La strategia delle imprese

Nel frattempo, le aziende stanno esplorando nuove strategie per contenere gli effetti dei dazi. Alcune grandi imprese, come quelle del settore del lusso e della meccanica, stanno valutando la possibilità di aprire stabilimenti produttivi negli Stati Uniti per aggirare le nuove barriere commerciali. Tuttavia, per le PMI italiane, che costituiscono l’80% del tessuto produttivo, questa soluzione non è percorribile a breve termine.
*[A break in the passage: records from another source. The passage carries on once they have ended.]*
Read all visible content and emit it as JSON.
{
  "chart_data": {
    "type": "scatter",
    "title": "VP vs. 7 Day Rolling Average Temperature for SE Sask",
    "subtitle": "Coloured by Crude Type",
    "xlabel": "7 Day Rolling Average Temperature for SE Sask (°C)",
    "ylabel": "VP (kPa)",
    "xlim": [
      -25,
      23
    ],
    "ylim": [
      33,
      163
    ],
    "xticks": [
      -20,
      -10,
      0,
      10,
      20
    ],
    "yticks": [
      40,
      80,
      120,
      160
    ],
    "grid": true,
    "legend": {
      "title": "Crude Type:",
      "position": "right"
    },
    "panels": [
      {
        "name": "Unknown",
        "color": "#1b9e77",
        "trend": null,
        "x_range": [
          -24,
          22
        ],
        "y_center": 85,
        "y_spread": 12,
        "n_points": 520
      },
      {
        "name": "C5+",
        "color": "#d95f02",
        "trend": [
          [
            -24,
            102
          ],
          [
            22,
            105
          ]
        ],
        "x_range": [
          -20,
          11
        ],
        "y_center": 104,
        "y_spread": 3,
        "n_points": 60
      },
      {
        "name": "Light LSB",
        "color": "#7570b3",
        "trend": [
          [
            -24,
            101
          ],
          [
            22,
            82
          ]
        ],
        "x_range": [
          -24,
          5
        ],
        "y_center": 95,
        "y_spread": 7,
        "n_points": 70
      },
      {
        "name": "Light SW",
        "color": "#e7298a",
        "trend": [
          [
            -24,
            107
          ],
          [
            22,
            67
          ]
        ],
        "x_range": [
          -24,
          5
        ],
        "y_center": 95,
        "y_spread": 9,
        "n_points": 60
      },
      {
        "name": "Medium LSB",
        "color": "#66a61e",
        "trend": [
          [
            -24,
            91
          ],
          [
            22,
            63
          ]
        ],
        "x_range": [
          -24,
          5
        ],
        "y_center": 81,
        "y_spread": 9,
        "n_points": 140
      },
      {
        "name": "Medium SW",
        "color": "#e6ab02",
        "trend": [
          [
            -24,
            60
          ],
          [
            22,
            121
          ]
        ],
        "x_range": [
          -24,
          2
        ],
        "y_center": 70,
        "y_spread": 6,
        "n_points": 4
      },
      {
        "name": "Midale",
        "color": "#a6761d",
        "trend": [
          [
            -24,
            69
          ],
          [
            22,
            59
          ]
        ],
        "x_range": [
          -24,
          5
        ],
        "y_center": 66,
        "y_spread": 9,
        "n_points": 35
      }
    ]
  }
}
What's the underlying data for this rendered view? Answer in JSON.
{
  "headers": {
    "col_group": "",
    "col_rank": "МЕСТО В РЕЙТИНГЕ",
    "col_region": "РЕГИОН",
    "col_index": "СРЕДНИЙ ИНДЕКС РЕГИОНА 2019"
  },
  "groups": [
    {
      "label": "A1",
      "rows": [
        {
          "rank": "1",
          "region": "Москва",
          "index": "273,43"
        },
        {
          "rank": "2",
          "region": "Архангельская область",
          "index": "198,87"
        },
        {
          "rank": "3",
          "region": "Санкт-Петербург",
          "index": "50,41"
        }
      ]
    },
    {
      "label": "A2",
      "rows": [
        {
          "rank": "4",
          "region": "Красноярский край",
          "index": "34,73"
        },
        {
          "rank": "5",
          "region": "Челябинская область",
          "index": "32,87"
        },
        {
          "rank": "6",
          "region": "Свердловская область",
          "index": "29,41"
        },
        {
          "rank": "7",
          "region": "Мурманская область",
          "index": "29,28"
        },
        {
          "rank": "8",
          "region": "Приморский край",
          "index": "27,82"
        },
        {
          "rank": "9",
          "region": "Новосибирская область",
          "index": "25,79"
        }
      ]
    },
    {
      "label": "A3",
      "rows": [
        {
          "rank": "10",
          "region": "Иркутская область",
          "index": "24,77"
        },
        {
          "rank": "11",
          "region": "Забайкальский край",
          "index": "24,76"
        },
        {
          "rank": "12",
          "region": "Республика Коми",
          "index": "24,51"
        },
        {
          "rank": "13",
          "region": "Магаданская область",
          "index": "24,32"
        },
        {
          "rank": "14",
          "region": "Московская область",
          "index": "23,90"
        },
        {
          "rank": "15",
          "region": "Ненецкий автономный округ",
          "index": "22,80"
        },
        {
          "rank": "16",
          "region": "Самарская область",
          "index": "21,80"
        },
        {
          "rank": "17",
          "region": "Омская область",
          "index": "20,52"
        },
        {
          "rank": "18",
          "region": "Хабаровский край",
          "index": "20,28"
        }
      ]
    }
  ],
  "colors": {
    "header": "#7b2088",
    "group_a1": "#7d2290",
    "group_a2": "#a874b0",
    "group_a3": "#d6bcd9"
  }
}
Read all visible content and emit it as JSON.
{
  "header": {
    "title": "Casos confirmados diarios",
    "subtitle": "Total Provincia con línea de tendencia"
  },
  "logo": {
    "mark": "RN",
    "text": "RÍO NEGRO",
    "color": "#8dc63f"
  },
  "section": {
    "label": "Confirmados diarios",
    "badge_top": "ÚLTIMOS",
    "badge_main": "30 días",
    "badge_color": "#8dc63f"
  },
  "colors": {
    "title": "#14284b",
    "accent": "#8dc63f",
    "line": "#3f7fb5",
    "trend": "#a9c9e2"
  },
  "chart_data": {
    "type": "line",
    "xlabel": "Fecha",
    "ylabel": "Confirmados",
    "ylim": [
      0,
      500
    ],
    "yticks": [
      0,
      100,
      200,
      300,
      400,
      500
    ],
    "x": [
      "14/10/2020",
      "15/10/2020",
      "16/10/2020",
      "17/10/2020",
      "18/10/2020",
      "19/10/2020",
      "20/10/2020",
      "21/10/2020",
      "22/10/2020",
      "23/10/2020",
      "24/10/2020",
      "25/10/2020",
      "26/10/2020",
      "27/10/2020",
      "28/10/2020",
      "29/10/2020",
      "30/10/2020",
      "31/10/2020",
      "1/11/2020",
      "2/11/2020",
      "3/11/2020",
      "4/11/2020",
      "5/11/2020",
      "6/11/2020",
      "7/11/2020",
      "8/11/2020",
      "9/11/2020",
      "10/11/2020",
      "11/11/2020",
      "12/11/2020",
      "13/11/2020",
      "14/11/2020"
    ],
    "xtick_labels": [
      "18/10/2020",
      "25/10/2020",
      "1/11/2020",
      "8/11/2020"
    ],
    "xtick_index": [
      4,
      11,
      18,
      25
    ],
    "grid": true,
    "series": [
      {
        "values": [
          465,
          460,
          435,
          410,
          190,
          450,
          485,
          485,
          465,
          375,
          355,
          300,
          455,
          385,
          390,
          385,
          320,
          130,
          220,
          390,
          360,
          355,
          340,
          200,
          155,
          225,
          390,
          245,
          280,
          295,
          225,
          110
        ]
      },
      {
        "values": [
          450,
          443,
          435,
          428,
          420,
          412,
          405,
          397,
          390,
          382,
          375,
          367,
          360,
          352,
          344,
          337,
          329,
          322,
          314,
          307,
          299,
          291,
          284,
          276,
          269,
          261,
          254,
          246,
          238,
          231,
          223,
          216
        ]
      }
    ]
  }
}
Un altro fronte su cui le imprese stanno lavorando è l’ottimizzazione delle catene di approvvigionamento, cercando di ridurre la dipendenza da materie prime e componenti importate dagli Stati Uniti, e puntando su un modello più sostenibile e circolare.

Scenari futuri

Nei prossimi mesi, molto dipenderà dall’andamento della campagna elettorale americana e dalle mosse dell’Unione Europea. Il rischio di una nuova guerra commerciale è concreto e l’Italia, con il suo tessuto produttivo legato all’export, non può permettersi di restare in una posizione di attesa. Palazzo Chigi continua a lavorare sotto traccia, nella speranza che la diplomazia riesca a scongiurare l’ennesima tempesta sui mercati.

Intanto, il mondo imprenditoriale si interroga su quale sia la strategia più efficace per affrontare il nuovo scenario globale. L’unica certezza, per ora, è che il Made in Italy dovrà affrontare una sfida senza precedenti, tra pressioni internazionali e necessità di innovare per rimanere competitivo.